Nous glissons sur le canapé. « Moi, quand quelqu’un me plaît, je ne me pose pas de question, si j’ai envie de l’embrasser, je l’embrasse ». ça pourrait être beau, comme attitude. Ce serait même terrible s’il me plaisait vraiment. Mais il ne me plaît pas vraiment. C’est juste le mec-test qui s’est jeté dans la gueule du petit chaperon rouge qui voulait voir si elle pouvait se frotter au loup. Je n’aime pas trop son odeur d’amande douce, je n’aime pas trop la façon qu’il a de me lister tous les pays où sa carrière universitaire l’a emmené, je n’aime pas trop la façon qu’il a de m’embrasser. Et je DETESTE celle qu’il a de me mouliner les seins avec sa grande paluche, en me pinçant les tétons – quelle est donc cette croyance étrange qu’ont certains mecs de croire que pincer les tétons, c’est érogène ? Ça fait juste mal.

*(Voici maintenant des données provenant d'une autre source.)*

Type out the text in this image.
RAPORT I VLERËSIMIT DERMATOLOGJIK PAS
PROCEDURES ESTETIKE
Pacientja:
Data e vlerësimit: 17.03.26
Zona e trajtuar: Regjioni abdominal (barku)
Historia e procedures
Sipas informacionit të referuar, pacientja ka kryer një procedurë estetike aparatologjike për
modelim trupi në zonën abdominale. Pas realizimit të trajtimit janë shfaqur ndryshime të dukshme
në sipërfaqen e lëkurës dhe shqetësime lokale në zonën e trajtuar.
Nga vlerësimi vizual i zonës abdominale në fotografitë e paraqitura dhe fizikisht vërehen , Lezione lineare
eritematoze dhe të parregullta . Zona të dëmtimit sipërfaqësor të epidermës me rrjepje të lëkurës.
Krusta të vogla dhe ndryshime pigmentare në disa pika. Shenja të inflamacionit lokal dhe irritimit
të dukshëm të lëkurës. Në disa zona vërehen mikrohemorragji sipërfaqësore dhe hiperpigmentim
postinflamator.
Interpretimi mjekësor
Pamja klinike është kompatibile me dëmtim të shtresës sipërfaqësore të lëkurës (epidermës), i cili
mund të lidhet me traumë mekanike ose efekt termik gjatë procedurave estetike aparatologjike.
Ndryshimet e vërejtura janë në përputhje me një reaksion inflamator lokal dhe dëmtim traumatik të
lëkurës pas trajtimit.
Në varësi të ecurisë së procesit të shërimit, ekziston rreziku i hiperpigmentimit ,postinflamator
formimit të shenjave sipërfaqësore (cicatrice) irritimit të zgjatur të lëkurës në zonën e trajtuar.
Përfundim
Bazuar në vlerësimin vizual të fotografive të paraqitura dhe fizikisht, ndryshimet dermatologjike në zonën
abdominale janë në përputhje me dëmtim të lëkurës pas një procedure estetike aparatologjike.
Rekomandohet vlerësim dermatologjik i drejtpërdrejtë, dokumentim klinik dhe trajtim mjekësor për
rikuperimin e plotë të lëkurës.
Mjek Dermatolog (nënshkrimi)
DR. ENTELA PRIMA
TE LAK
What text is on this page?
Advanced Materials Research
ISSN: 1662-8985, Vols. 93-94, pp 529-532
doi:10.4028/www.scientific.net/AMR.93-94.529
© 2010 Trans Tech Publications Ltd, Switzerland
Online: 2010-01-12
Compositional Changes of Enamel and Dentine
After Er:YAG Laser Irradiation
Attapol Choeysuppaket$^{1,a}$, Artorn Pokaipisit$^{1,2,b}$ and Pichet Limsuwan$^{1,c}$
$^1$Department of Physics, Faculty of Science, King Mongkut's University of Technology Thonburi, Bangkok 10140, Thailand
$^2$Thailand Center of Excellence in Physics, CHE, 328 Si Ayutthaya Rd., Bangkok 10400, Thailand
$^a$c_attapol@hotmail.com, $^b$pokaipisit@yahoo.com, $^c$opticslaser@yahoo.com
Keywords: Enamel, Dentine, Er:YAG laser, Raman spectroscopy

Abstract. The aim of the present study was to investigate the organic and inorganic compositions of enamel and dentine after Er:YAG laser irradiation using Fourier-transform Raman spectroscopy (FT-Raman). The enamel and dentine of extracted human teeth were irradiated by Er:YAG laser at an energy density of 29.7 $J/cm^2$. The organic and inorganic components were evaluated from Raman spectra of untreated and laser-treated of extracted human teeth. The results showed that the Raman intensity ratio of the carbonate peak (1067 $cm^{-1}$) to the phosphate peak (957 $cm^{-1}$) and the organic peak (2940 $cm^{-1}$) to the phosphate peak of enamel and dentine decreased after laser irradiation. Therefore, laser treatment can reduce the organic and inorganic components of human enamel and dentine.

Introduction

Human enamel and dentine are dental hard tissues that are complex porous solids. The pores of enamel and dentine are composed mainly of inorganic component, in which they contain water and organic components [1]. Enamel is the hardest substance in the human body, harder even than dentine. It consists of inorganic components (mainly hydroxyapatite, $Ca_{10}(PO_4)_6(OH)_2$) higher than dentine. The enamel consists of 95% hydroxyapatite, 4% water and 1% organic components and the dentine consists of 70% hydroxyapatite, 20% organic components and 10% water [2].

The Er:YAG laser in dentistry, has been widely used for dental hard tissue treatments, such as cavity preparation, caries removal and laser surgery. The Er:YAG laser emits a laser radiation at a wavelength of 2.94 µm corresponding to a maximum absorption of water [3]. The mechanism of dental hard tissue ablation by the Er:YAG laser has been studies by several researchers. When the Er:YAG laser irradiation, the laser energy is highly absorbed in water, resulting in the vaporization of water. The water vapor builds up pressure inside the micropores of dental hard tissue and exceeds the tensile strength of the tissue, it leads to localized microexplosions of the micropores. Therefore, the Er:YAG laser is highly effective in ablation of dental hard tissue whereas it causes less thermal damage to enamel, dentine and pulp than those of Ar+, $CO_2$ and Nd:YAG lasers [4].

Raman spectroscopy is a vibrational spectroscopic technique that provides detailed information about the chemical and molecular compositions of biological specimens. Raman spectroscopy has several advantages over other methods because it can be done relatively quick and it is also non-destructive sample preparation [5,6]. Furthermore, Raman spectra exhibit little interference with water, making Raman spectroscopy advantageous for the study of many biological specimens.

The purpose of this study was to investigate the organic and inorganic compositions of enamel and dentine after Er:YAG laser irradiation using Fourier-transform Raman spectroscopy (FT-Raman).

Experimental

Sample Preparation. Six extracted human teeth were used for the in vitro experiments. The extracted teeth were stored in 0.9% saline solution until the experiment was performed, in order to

Je me dégage un peu, sans grande conviction, sa langue est dans la mienne et je n’apprécie pas tellement son goût, ni sa texture. Je n’aime pas sa différence. Je n’aime pas la façon différente qu’il a de me toucher. Je ne veux pas de sa différence. Ni de son engin érectile qui sort de sa braguette ouverte et se frotte à moi.
Je n’aime pas la façon qu’il a de me déshabiller en pleine lumière, la télé allumée. Mon corps est blanc et noyé sous lui, je n’aime pas la vision de mes cuisses entrouvertes sous les siennes. Je sais que c’est le mec-test, je sais que je dois aller jusqu’au moment du test où vraiment, je ne voudrai plus.
Il me laisse mes chaussettes et garde les siennes. Il a un gros pénis très large, là encore c’est très différent, ça fait une heure que je suis là et je suis agenouillée en face de sa queue gonflée, le gland s’offrant à moi comme une friandise de fête foraine. Je le laisse la glisser dans ma bouche. A ce moment-là, je crois que je me mets un peu en pilote automatique. J’ai le résultat du test. J’aurais pu le parier à l’avance, mais le propre du test, c’est bien de tester…
Après quelques va-et-vient, il me couche sur le canapé et se débat avec son pantalon de flanelle pour le faire tomber sur ses pieds. Dr House est face à son tableau blanc et lance la séance des diagnostics. Chase fait la gueule parce qu’il ne l’écoute pas quand il fait des propositions de lupus.
Il est sur moi. Il veut entrer en moi. Mes cuisses se serrent malgré moi. Il ne semble pas le remarquer. Il mêle encore son goût étrange à ma langue, il mêle encore son corps étranger au mien, et son odeur étrangère à la mienne.
Je ne peux pas. Je suis désolée.
Je ne le suis pas vraiment.
Mais je le dis quand même.
Je suis… désolée. Je ne peux pas. Je vais rentrer.
Il est planté là, le sexe en érection encore luisant de ma salive. Je ne sais plus trop pour qui je suis désolée. J’ai juste envie de partir, de me réfugier dans ma voiture, avec mon odeur à moi, mes affaires à moi, ma musique à moi, et ses affaires à lui, son odeur à lui, ses jouets à lui…
A lui, mon tout petit. Celui que j’ai fait avec mon grand amour. Celui qui est une moitié de moi et une moitié de ce garçon que j’ai tant aimé.
Et dont je ne peux pas oublier l’odeur, les caresses, les mains attentives sur mes seins, les doigts délicats en moi. Celui avec qui je ne me dégoûtais pas de faire l’amour en pleine lumière. Celui qui n’avait pas besoin de mettre Dr House en fond pour me faire l’amour.